Publizistin und Kulturmanagerin Danielle Spera hat sich der Aufgabe verschrieben, sich für die Zukunft zu erinnern – wie etwa in Form eines neuen Buches.
Auf eine packende Zeitreise nimmt uns Danielle Spera (68), Top-Journalistin und ehemalige Direktorin des Jüdischen Museums Wien, in dem Buch „Bewegte Zeiten – Erinnern für die Zukunft 1945-2025“ mit. Schließlich gab es 80 Jahre nach Ende des Zweiten Weltkriegs noch kein Werk, das die essenziellen Phasen der österreichischen Nachkriegsgeschichte miteinander verbindet – schon gar nicht mit Fokus auf Niederösterreich.
Zeitzeug:innen wie Brigitte Ederer, Renate Welsh oder Rita Nitsch erinnern sich an die Wendepunkte in der Zweiten Republik. Historisches Bildmaterial soll daran erinnern, was unsere Zukunft prägt. Über das Erinnern, die bewegten Zeiten, in denen wir heute leben, und das „Niemals Vergessen!“ spricht die Autorin in MADONNA.
Kulturmanagerin und Publizistin Danielle Spera.
"Das Leben ist wesentlich leichter, wenn man optimistisch ist"
„Bewegte Zeiten“ heißt Ihr neues Buch. Bevor wir über Ihr Werk anlässlich 80 Jahre Zweite Republik sprechen – wie haben Sie kürzlich die Ereignisse in Israel erlebt?
Danielle Spera: Ja, unglaublich. Wir haben natürlich alle mit den Geiselfamilien mitgefiebert. Wir hatten gerade in der Woche vor der Geiselbefreiung Angehörige von Betroffenen zu Gast in Wien, die Erschütterndes berichtet haben. Daher war dieser Montag mit der Befreiung der Geiseln ein Tag mit vielen Freudentränen.

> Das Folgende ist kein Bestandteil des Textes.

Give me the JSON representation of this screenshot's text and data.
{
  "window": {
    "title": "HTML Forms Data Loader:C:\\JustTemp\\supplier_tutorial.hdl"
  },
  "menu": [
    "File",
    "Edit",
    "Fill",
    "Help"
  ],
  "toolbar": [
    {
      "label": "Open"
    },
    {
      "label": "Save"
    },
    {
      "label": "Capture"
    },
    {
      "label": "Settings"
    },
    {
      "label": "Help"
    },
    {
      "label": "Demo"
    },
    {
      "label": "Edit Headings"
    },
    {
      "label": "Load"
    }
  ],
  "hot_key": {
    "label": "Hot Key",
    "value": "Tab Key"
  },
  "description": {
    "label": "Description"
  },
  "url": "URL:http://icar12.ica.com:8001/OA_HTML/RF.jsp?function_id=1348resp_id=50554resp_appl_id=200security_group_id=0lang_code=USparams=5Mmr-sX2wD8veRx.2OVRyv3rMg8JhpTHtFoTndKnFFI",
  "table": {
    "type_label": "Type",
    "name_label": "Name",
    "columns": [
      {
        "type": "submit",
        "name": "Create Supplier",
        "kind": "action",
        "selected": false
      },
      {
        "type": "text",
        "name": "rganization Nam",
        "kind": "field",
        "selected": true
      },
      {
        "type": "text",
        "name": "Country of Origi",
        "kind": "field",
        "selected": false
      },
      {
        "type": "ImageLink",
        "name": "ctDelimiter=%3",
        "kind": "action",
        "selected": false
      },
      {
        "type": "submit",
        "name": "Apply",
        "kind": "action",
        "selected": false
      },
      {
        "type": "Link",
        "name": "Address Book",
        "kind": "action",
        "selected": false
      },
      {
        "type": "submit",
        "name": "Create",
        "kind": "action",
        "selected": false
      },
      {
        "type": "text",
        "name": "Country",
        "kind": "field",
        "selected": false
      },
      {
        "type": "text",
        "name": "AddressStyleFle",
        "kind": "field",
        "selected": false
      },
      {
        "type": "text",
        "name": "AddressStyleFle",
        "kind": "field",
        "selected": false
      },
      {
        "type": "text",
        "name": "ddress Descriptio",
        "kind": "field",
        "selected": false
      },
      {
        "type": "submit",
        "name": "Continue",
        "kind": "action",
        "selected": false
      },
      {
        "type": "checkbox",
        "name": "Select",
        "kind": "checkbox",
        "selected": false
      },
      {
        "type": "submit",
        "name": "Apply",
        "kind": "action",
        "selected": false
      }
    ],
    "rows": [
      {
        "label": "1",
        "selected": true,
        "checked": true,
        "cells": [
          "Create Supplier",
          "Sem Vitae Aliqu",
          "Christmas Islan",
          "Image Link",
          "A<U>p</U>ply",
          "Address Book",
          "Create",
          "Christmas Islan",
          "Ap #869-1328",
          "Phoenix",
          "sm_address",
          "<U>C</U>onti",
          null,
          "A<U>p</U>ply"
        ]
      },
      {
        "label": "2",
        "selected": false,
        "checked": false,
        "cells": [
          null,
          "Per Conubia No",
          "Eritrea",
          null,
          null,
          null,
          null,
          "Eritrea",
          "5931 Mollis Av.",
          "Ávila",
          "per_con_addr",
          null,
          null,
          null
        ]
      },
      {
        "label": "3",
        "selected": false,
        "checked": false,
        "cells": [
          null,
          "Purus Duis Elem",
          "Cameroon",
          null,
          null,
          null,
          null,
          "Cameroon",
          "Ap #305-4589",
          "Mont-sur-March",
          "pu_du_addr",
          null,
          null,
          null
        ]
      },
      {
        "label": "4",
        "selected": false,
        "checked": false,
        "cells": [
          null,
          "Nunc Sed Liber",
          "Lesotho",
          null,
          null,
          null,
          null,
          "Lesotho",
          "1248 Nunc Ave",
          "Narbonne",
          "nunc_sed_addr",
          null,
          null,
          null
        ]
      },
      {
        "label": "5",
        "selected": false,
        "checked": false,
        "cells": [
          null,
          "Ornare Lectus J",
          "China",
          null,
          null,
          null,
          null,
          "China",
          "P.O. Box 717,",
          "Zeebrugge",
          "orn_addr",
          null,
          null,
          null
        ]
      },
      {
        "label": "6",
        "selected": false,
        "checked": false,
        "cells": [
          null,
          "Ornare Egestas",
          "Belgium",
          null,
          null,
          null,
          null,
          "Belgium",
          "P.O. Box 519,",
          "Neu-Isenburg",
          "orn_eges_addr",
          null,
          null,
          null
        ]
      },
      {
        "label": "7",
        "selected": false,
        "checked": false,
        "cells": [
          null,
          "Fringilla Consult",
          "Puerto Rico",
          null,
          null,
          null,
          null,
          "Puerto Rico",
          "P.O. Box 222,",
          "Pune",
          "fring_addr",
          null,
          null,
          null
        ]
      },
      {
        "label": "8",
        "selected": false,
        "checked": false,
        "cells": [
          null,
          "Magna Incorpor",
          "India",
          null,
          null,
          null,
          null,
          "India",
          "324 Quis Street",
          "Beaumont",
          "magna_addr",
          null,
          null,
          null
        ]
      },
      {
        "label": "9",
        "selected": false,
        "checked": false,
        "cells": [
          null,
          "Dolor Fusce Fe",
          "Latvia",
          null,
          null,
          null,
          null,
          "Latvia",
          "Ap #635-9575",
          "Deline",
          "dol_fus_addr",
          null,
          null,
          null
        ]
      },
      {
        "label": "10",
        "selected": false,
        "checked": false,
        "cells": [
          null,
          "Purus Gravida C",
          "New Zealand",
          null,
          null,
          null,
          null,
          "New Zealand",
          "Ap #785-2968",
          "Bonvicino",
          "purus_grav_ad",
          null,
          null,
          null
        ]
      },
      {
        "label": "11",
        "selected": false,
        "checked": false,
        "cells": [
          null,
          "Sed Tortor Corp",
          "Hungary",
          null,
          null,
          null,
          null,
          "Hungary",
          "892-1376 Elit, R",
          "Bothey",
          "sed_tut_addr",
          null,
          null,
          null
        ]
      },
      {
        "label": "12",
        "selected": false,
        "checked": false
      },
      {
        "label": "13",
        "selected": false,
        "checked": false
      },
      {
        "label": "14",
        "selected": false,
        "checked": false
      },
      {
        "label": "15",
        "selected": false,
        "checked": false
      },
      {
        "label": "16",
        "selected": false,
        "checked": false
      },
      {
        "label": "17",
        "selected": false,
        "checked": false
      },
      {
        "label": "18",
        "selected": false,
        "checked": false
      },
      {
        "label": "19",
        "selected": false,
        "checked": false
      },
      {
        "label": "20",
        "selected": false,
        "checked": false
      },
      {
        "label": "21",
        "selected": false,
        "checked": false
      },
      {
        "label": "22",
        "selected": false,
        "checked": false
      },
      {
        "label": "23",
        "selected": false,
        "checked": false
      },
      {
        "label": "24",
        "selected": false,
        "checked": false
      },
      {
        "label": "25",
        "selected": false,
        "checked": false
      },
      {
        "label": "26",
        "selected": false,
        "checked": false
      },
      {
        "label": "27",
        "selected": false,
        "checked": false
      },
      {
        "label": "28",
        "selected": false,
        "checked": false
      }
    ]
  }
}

Jetzt muss man schauen, dass die Diplomatie tatsächlich ans Werk geht.
Sind Sie hoffnungsvoll?
Spera: Ich bin immer eher optimistisch, weil das Leben wesentlich leichter ist, wenn man optimistisch ist. Es hat sich jedenfalls etwas bewegt, und ich glaube, es könnte sich wirklich Entscheidendes tun. Ich habe jedenfalls die Hoffnung noch nicht aufgegeben.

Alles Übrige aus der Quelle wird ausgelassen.